The first concept to introduce is related to images, which can be seen as a two-dimensional (2D) view of a 3D world. A digital image is a numeric representation, normally binary, of a 2D image as a finite set of digital values, which are called pixels (the concept of a pixel will be explained in detail in the Concepts of pixels, colors, channels, images, and color spaces section). Therefore, the goal of computer vision is to transform this 2D data into the following:
- A new representation (for example, a new image)
- A decision (for example, perform a concrete task)
- A new result (for example, correct classification of the image)
- Some useful information extraction (for example, object detection)
Computer vision may tackle common problems (or difficulties) when dealing with image-processing techniques:
- Ambiguous images because they are affected by perspective, which can produce changes in the visual appearance of the image.

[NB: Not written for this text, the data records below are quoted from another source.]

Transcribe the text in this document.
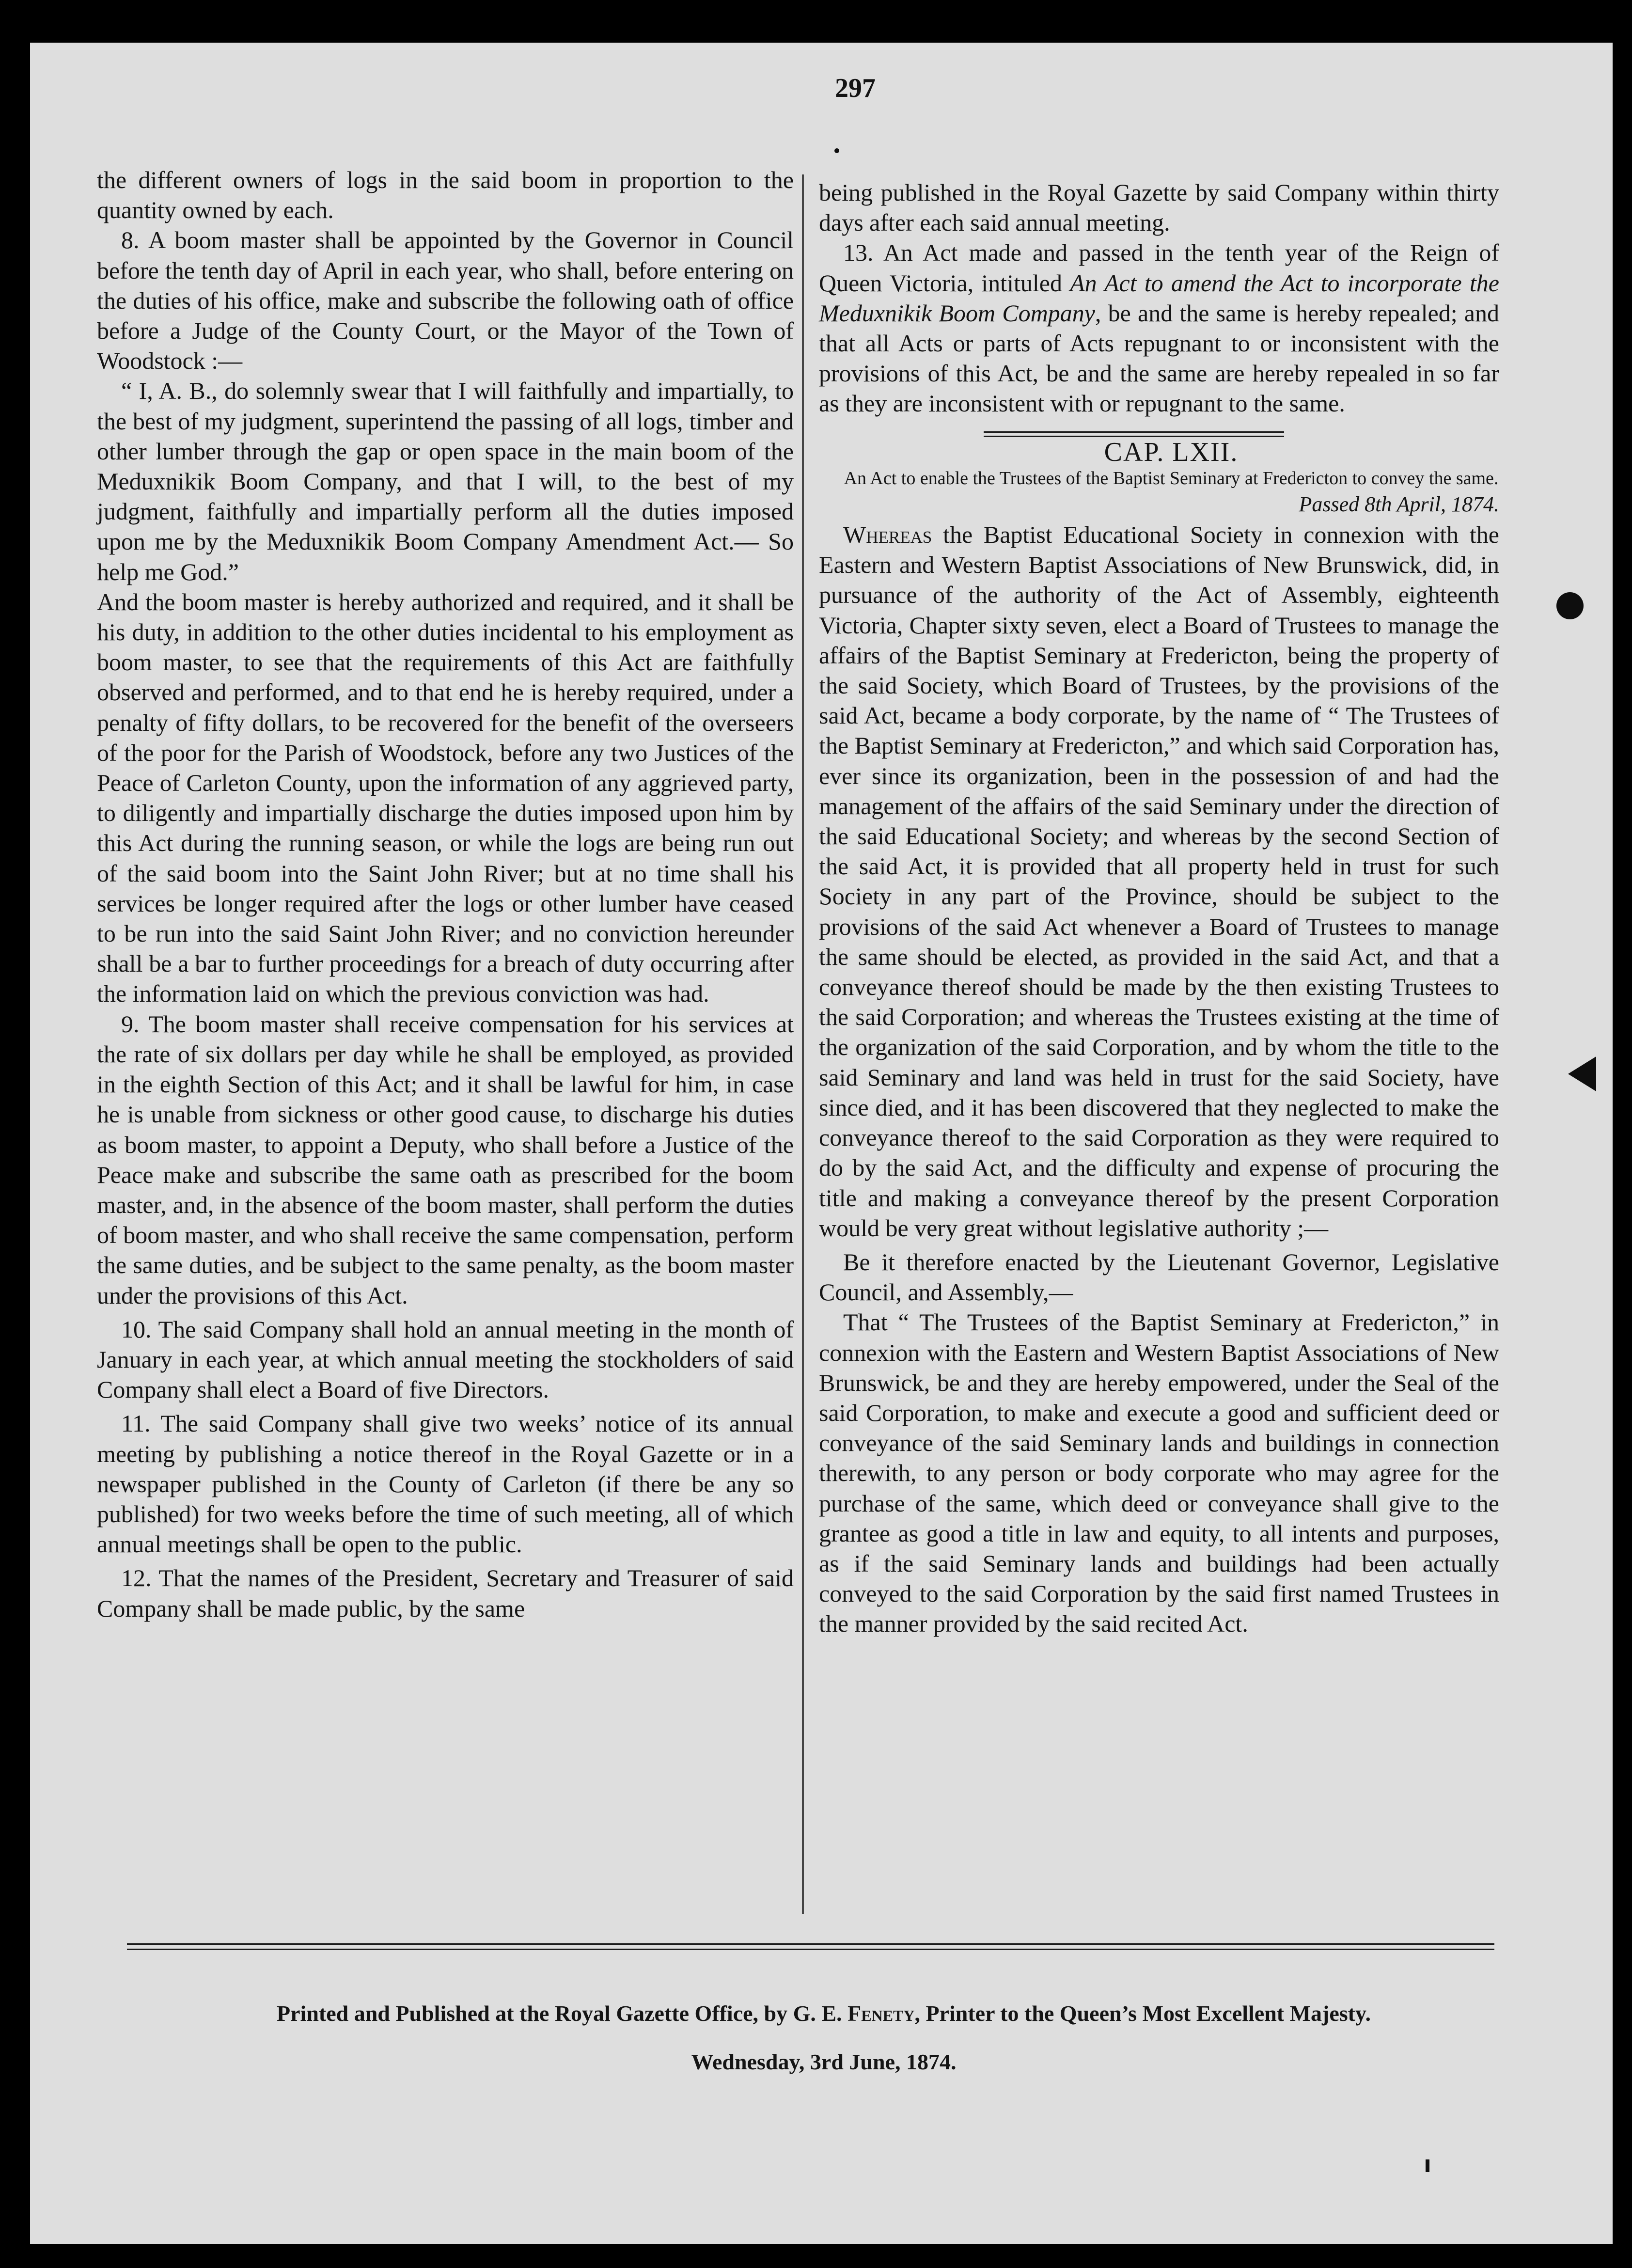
297

the different owners of logs in the said boom in proportion to the quantity owned by each.

8. A boom master shall be appointed by the Governor in Council before the tenth day of April in each year, who shall, before entering on the duties of his office, make and subscribe the following oath of office before a Judge of the County Court, or the Mayor of the Town of Woodstock :—

“ I, A. B., do solemnly swear that I will faithfully and impartially, to the best of my judgment, superintend the passing of all logs, timber and other lumber through the gap or open space in the main boom of the Meduxnikik Boom Company, and that I will, to the best of my judgment, faithfully and impartially perform all the duties imposed upon me by the Meduxnikik Boom Company Amendment Act.— So help me God.”

And the boom master is hereby authorized and required, and it shall be his duty, in addition to the other duties incidental to his employment as boom master, to see that the requirements of this Act are faithfully observed and performed, and to that end he is hereby required, under a penalty of fifty dollars, to be recovered for the benefit of the overseers of the poor for the Parish of Woodstock, before any two Justices of the Peace of Carleton County, upon the information of any aggrieved party, to diligently and impartially discharge the duties imposed upon him by this Act during the running season, or while the logs are being run out of the said boom into the Saint John River; but at no time shall his services be longer required after the logs or other lumber have ceased to be run into the said Saint John River; and no conviction hereunder shall be a bar to further proceedings for a breach of duty occurring after the information laid on which the previous conviction was had.

9. The boom master shall receive compensation for his services at the rate of six dollars per day while he shall be employed, as provided in the eighth Section of this Act; and it shall be lawful for him, in case he is unable from sickness or other good cause, to discharge his duties as boom master, to appoint a Deputy, who shall before a Justice of the Peace make and subscribe the same oath as prescribed for the boom master, and, in the absence of the boom master, shall perform the duties of boom master, and who shall receive the same compensation, perform the same duties, and be subject to the same penalty, as the boom master under the provisions of this Act.

10. The said Company shall hold an annual meeting in the month of January in each year, at which annual meeting the stockholders of said Company shall elect a Board of five Directors.

11. The said Company shall give two weeks’ notice of its annual meeting by publishing a notice thereof in the Royal Gazette or in a newspaper published in the County of Carleton (if there be any so published) for two weeks before the time of such meeting, all of which annual meetings shall be open to the public.

12. That the names of the President, Secretary and Treasurer of said Company shall be made public, by the same

being published in the Royal Gazette by said Company within thirty days after each said annual meeting.

13. An Act made and passed in the tenth year of the Reign of Queen Victoria, intituled An Act to amend the Act to incorporate the Meduxnikik Boom Company, be and the same is hereby repealed; and that all Acts or parts of Acts repugnant to or inconsistent with the provisions of this Act, be and the same are hereby repealed in so far as they are inconsistent with or repugnant to the same.

CAP. LXII.

An Act to enable the Trustees of the Baptist Seminary at Fredericton to convey the same.

Passed 8th April, 1874.

Whereas the Baptist Educational Society in connexion with the Eastern and Western Baptist Associations of New Brunswick, did, in pursuance of the authority of the Act of Assembly, eighteenth Victoria, Chapter sixty seven, elect a Board of Trustees to manage the affairs of the Baptist Seminary at Fredericton, being the property of the said Society, which Board of Trustees, by the provisions of the said Act, became a body corporate, by the name of “ The Trustees of the Baptist Seminary at Fredericton,” and which said Corporation has, ever since its organization, been in the possession of and had the management of the affairs of the said Seminary under the direction of the said Educational Society; and whereas by the second Section of the said Act, it is provided that all property held in trust for such Society in any part of the Province, should be subject to the provisions of the said Act whenever a Board of Trustees to manage the same should be elected, as provided in the said Act, and that a conveyance thereof should be made by the then existing Trustees to the said Corporation; and whereas the Trustees existing at the time of the organization of the said Corporation, and by whom the title to the said Seminary and land was held in trust for the said Society, have since died, and it has been discovered that they neglected to make the conveyance thereof to the said Corporation as they were required to do by the said Act, and the difficulty and expense of procuring the title and making a conveyance thereof by the present Corporation would be very great without legislative authority ;—

Be it therefore enacted by the Lieutenant Governor, Legislative Council, and Assembly,—

That “ The Trustees of the Baptist Seminary at Fredericton,” in connexion with the Eastern and Western Baptist Associations of New Brunswick, be and they are hereby empowered, under the Seal of the said Corporation, to make and execute a good and sufficient deed or conveyance of the said Seminary lands and buildings in connection therewith, to any person or body corporate who may agree for the purchase of the same, which deed or conveyance shall give to the grantee as good a title in law and equity, to all intents and purposes, as if the said Seminary lands and buildings had been actually conveyed to the said Corporation by the said first named Trustees in the manner provided by the said recited Act.

Printed and Published at the Royal Gazette Office, by G. E. Fenety, Printer to the Queen’s Most Excellent Majesty.
Wednesday, 3rd June, 1874.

For example, the same object viewed from different perspectives can result in different images.
- Images commonly affected by many factors, such as illumination, weather, reflections, and movements.
- Objects in the image may also be occluded by other objects, making it difficult to detect or classify the occluded ones. Depending on the level of the occlusion, the required task (for example, classification of an image into some predefined categories) can be really challenging.
To put all of these difficulties together, imagine that you want to develop a face-detection system. This system should be robust enough to deal with changes in illumination or weather conditions. Additionally, the system should tackle the movements of the head, and could even deal with the fact that the user can be farther from or closer to the camera. It should be able to detect the head of the user with some degree of rotation in every axis (yaw, roll, and pitch). For example, many face-detection algorithms show good performance when the head is near frontal. However, they fail to detect a face if it's not frontal (for example, a face in profile). Moreover, you may want to detect the face even if the user is wearing glasses or sunglasses, which produces an occlusion in the eye region. When developing a computer vision project, you must take all of these factors into consideration. A good approximation is to have many test images to validate your algorithm by incorporating some difficulties. You can also classify your test images in connection with the main difficulty they have to easily detect the weak points of your algorithm.